Do Androids Dream of Electric Sheep?: Style 1 key example

Chapter 21
Explanation and Analysis:

Dick's writing style in this novel vacillates between compulsively readable and deliberately alienating. The basic plot is suspenseful, and Dick makes impactful use of chapter breaks to offer readers exciting plot and character development. 

While the characters experience many interactions and challenges that resonate in the world of the reader, the book never goes long without mentioning an unfamiliar technology or custom that the reader has to learn about from context clues. The mood organ, for instance, appears immediately in Chapter 1. It is a part of mundane life for the characters, and so no one ever fully explains how it works. By slightly alienating the reader this way, Dick invites a sort of critical, anthropological reading of the characters' culture.

Through this outsider's lens, the characters and their problems at times look a bit silly. They are living in a devastated landscape where it would be difficult for anyone to remain resilient, but many of their problems seem as though they could be easily solved if only the characters would get out of their own way. Dick's close third-person narration sometimes uses lofty language instead of plain to convey a sense of the characters' self-seriousness. One example occurs in Chapter 21, when Rick finally experiences fusion while he is climbing a hill:

At that moment the first rock—and it was not rubber or soft foam plastic—struck him in the inguinal region. And the pain, the first knowledge of absolute isolation and suffering, touched him throughout in its undisguised actual form.
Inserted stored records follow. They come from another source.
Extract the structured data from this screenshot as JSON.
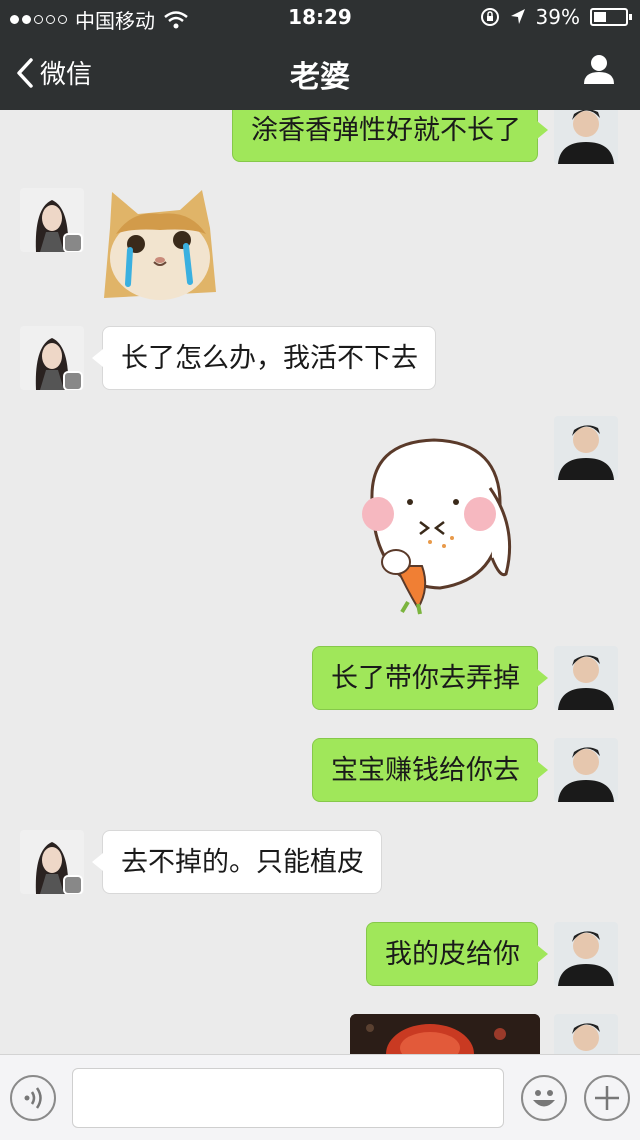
{
  "status_bar": {
    "carrier": "中国移动",
    "time": "18:29",
    "battery": "39%",
    "battery_level": 0.39,
    "signal_filled_dots": 2
  },
  "nav": {
    "back_label": "微信",
    "title": "老婆"
  },
  "messages": [
    {
      "from": "me",
      "type": "text",
      "text": "涂香香弹性好就不长了"
    },
    {
      "from": "her",
      "type": "sticker",
      "sticker": "crying-cat-sticker"
    },
    {
      "from": "her",
      "type": "text",
      "text": "长了怎么办，我活不下去"
    },
    {
      "from": "me",
      "type": "sticker",
      "sticker": "bunny-eating-carrot-sticker"
    },
    {
      "from": "me",
      "type": "text",
      "text": "长了带你去弄掉"
    },
    {
      "from": "me",
      "type": "text",
      "text": "宝宝赚钱给你去"
    },
    {
      "from": "her",
      "type": "text",
      "text": "去不掉的。只能植皮"
    },
    {
      "from": "me",
      "type": "text",
      "text": "我的皮给你"
    },
    {
      "from": "me",
      "type": "image",
      "image": "photo-image"
    }
  ],
  "input_bar": {
    "voice_icon": "voice-icon",
    "emoji_icon": "emoji-icon",
    "plus_icon": "plus-icon",
    "text_value": ""
  },
  "colors": {
    "nav_bg": "#2e3132",
    "chat_bg": "#ebebeb",
    "my_bubble": "#a0e75a",
    "her_bubble": "#ffffff"
  }
}
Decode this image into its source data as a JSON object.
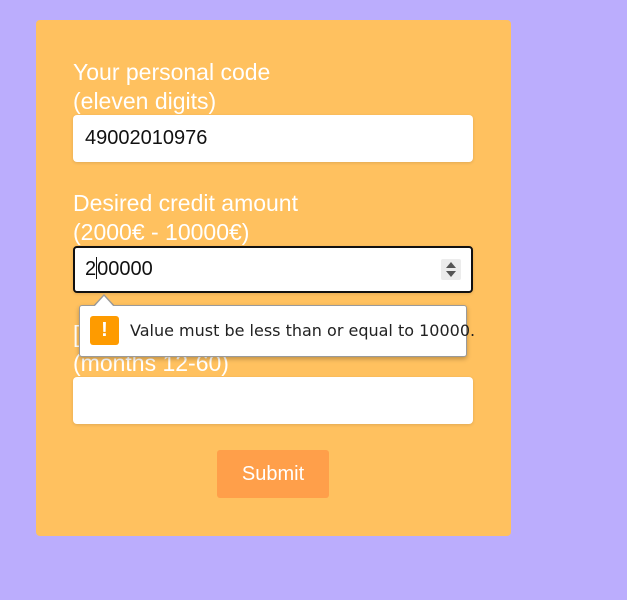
{
  "form": {
    "personal_code": {
      "label_line1": "Your personal code",
      "label_line2": "(eleven digits)",
      "value": "49002010976"
    },
    "credit_amount": {
      "label_line1": "Desired credit amount",
      "label_line2": "(2000€ - 10000€)",
      "value_before_caret": "2",
      "value_after_caret": "00000"
    },
    "period": {
      "label_line1_visible": "[",
      "label_line2": "(months 12-60)",
      "value": ""
    },
    "submit_label": "Submit"
  },
  "validation_tooltip": {
    "icon": "!",
    "message": "Value must be less than or equal to 10000."
  },
  "colors": {
    "background": "#bbadfd",
    "card": "#ffc15f",
    "submit": "#ff9f4a",
    "warning": "#fe9b00"
  },
  "icons": [
    "spinner-icon",
    "warning-icon"
  ]
}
The phrase "inguinal region" is a euphemistic way to say that a rock hits Rick in the groin. It borders on comical that this is the start of his religious awakening. The mentions of "first knowledge" and "suffering," the abstract idea of pain as something with an "undisguised actual form," and the sentence structure that begins with "and" are all reminiscent of Christianity and the bible. The mysticism and gravity of the language seem mismatched with what is actually happening. This mismatch is the point. From the outside, this moment looks like nothing. Inside Rick's head, though, he is undergoing a major transformation. The mismatched language emphasizes the importance of subjectivity. The same event can mean everything or nothing depending on how a person experiences it. The novel's focus on subjectivity ultimately troubles the notion that anyone can know what it means for anyone else to be human, or even to be merely alive.